William Kotzwinkle, né le 22 novembre 1938 à Scranton, Pennsylvanie, est un scénariste et un écrivain américain de roman policier et de littérature d’enfance et de jeunesse. Wikipédia

Source photo Wikipédia

 

L’étrange archipel de Kotzwinkle

Certains écrivains empruntent diverses routes, musardent dans les genres avec des bonheurs inégaux, se cherchent, expérimentent… Il est plus que rare qu’un de ces auteurs touche-à-tout excelle dans chacun des domaines sur lesquels, au hasard de ses envies, il a jeté son dévolu. Aussi, quand on en tient un, le besoin de le faire connaître finit par s’apparenter à une intolérable démangeaison : il faut gratter le sujet.

William Kotzwinkle fait partie de ceux-là, qui d’un roman policier brillant (le jeu des Trente) à une aventure sentimentale à la fois hilarante et poignante (Book of love), en passant par la science-fiction (la novellisation du film E.T.), le loufoque assumé (Midnight Examiner), le drame familial (Le nageur dans la mer secrète) ou l’expérience tant onirique que surréaliste (Fata Morgana), fait mouche à chaque fois.

Et bien sûr, il a un roman culte à son actif (Fan Man).

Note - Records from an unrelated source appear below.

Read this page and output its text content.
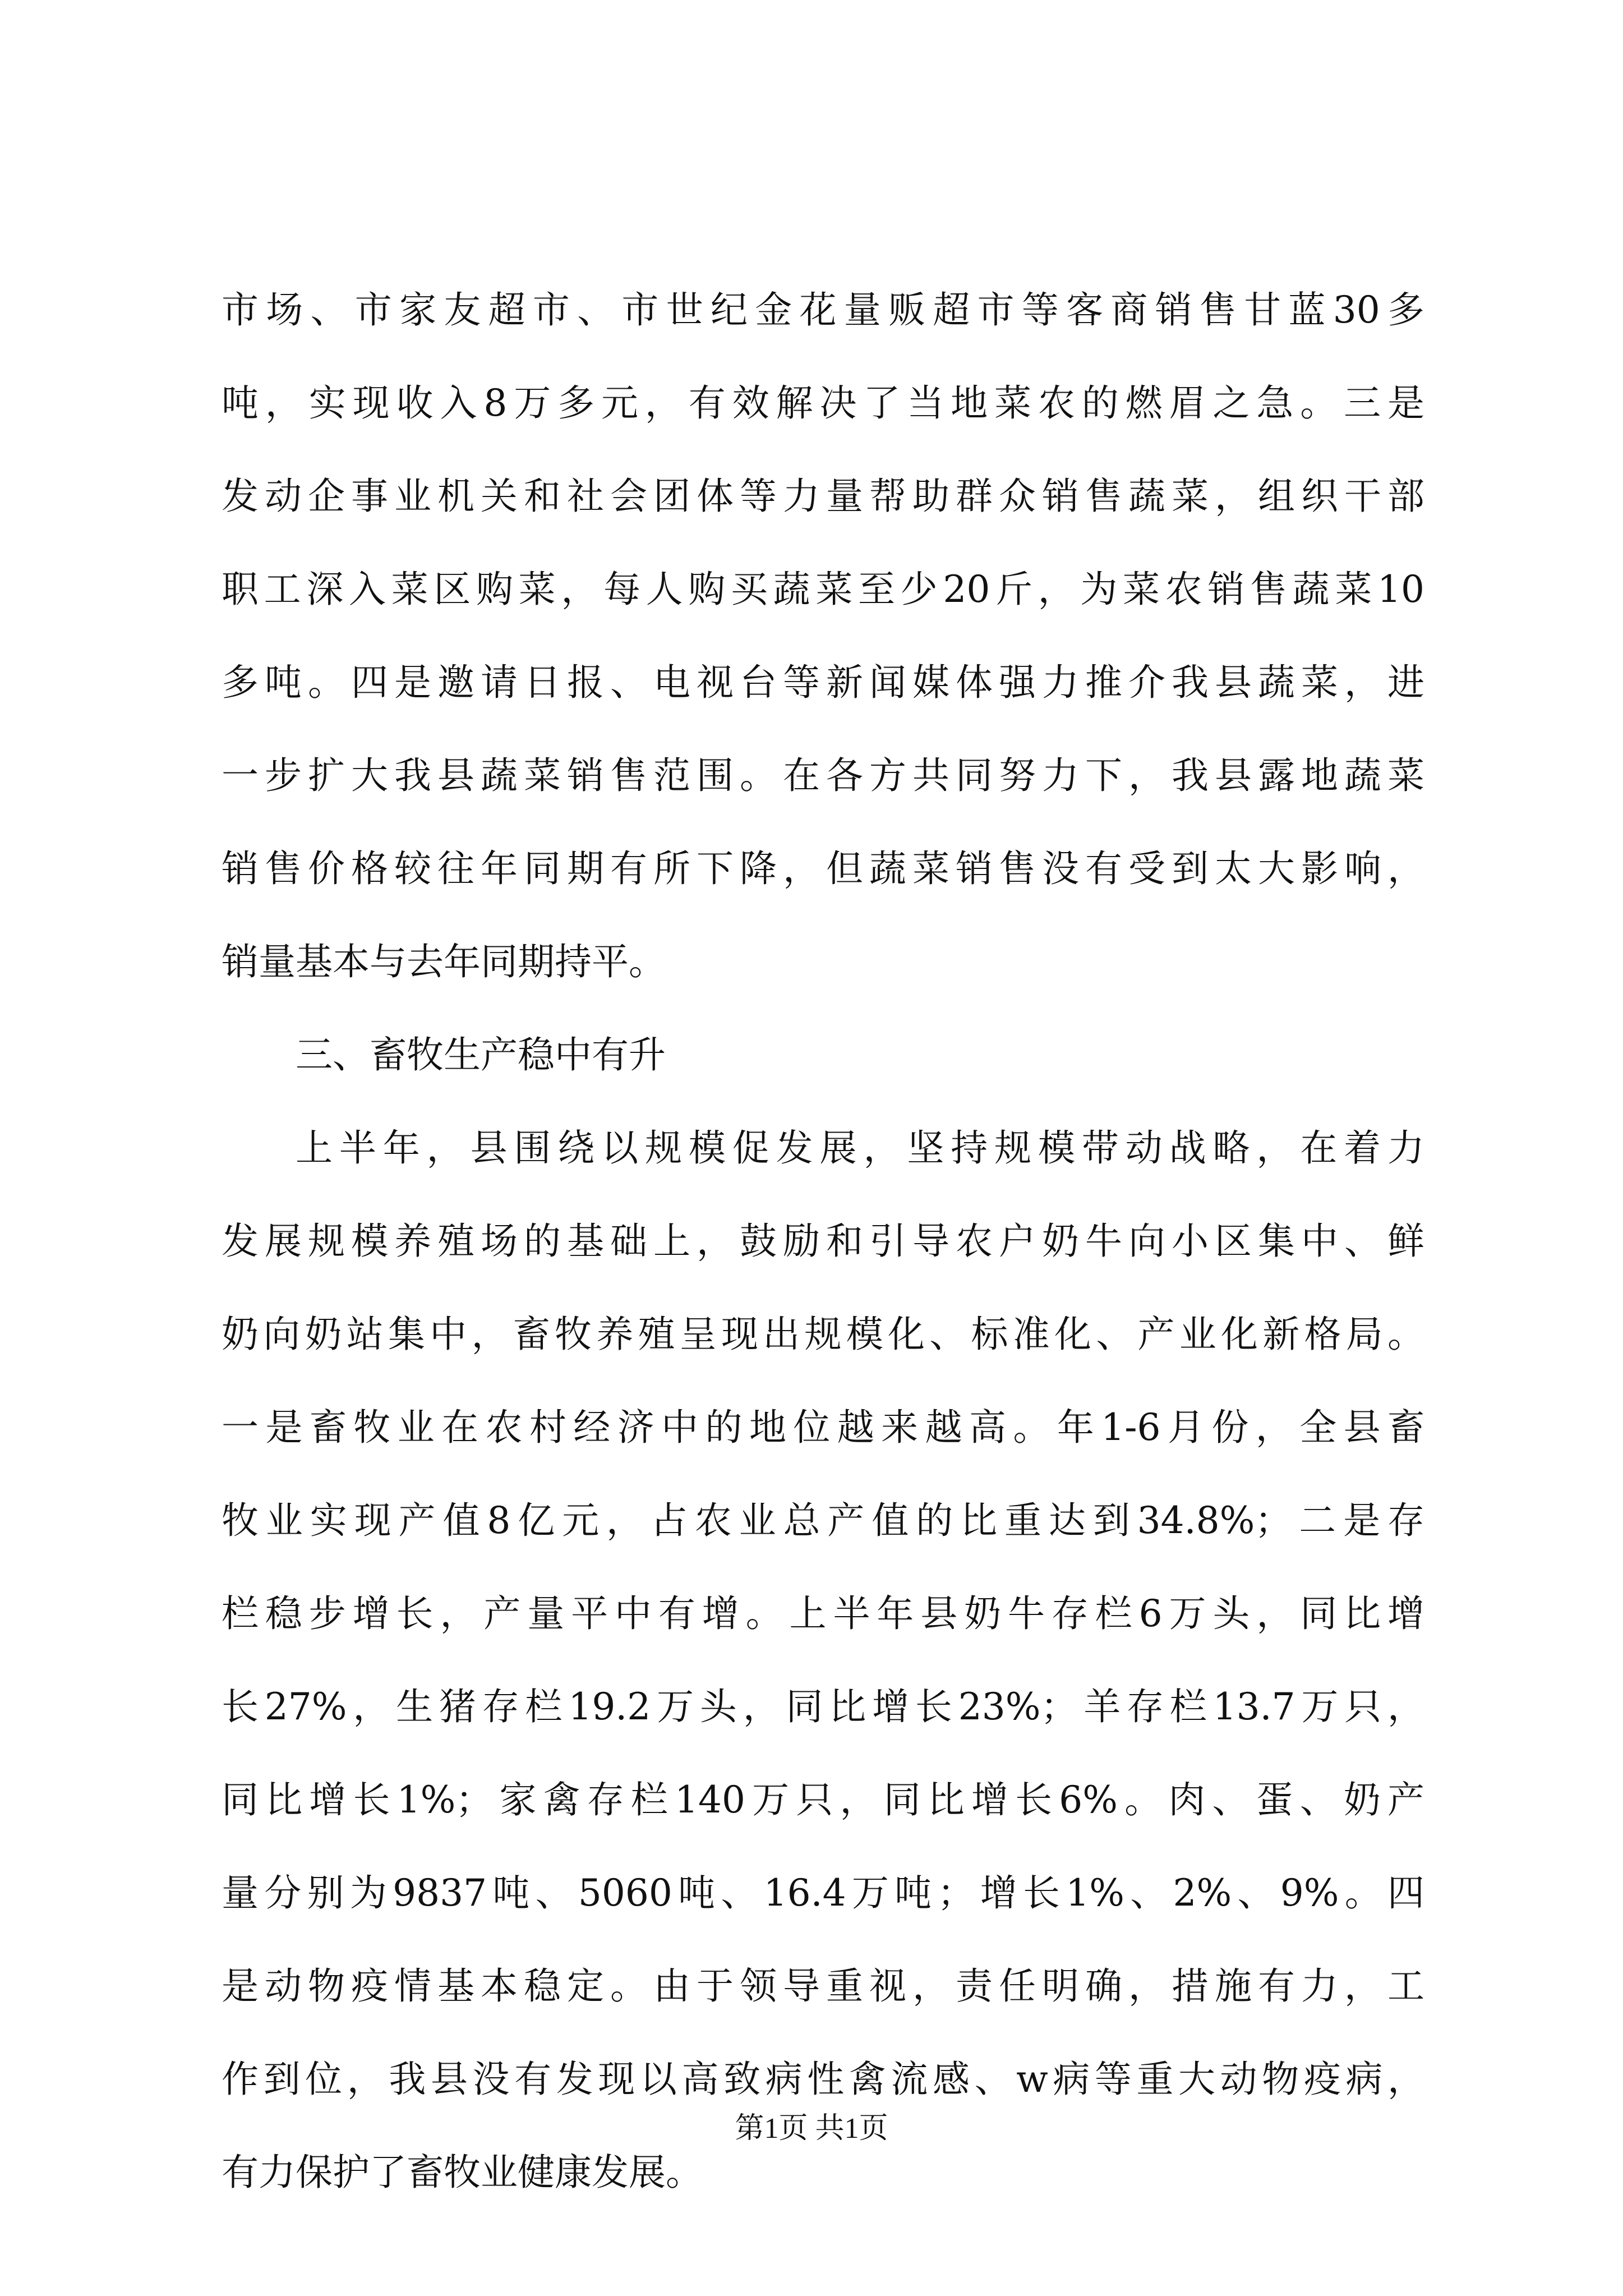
市场、市家友超市、市世纪金花量贩超市等客商销售甘蓝30多
吨，实现收入8万多元，有效解决了当地菜农的燃眉之急。三是
发动企事业机关和社会团体等力量帮助群众销售蔬菜，组织干部
职工深入菜区购菜，每人购买蔬菜至少20斤，为菜农销售蔬菜10
多吨。四是邀请日报、电视台等新闻媒体强力推介我县蔬菜，进
一步扩大我县蔬菜销售范围。在各方共同努力下，我县露地蔬菜
销售价格较往年同期有所下降，但蔬菜销售没有受到太大影响，
销量基本与去年同期持平。
三、畜牧生产稳中有升
上半年，县围绕以规模促发展，坚持规模带动战略，在着力
发展规模养殖场的基础上，鼓励和引导农户奶牛向小区集中、鲜
奶向奶站集中，畜牧养殖呈现出规模化、标准化、产业化新格局。
一是畜牧业在农村经济中的地位越来越高。年1-6月份，全县畜
牧业实现产值8亿元，占农业总产值的比重达到34.8%；二是存
栏稳步增长，产量平中有增。上半年县奶牛存栏6万头，同比增
长27%，生猪存栏19.2万头，同比增长23%；羊存栏13.7万只，
同比增长1%；家禽存栏140万只，同比增长6%。肉、蛋、奶产
量分别为9837吨、5060吨、16.4万吨；增长1%、2%、9%。四
是动物疫情基本稳定。由于领导重视，责任明确，措施有力，工
作到位，我县没有发现以高致病性禽流感、w病等重大动物疫病，
有力保护了畜牧业健康发展。
第1页 共1页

 Bref, du nord au sud de la littérature, de l’ouest à l’est du style, il nous déboussole pour le plus étourdissant des voyages. Paradoxalement, avec lui, on a toujours le sentiment de se trouver en territoire connu bien que chacune de ses explorations nous mène vers des îles de papier non cartographiées. Si ses romans contiennent des repères nous étant familiers, sa pensée est en soi une forme d’exotisme.

 

L’art de réinventer les règles

Kotzwinkle est entré chez moi un 25 décembre, avec  Le jeu des Trente. Loin de n’être devenu qu’un lointain cadeau de Noël, il fait partie de ces livres dont il me plaît de relire certains passages, quand ce n’est pas pour le dévorer une fois encore de la première à la dernière page. Assurément, ce n’est pas un jeu de satiété.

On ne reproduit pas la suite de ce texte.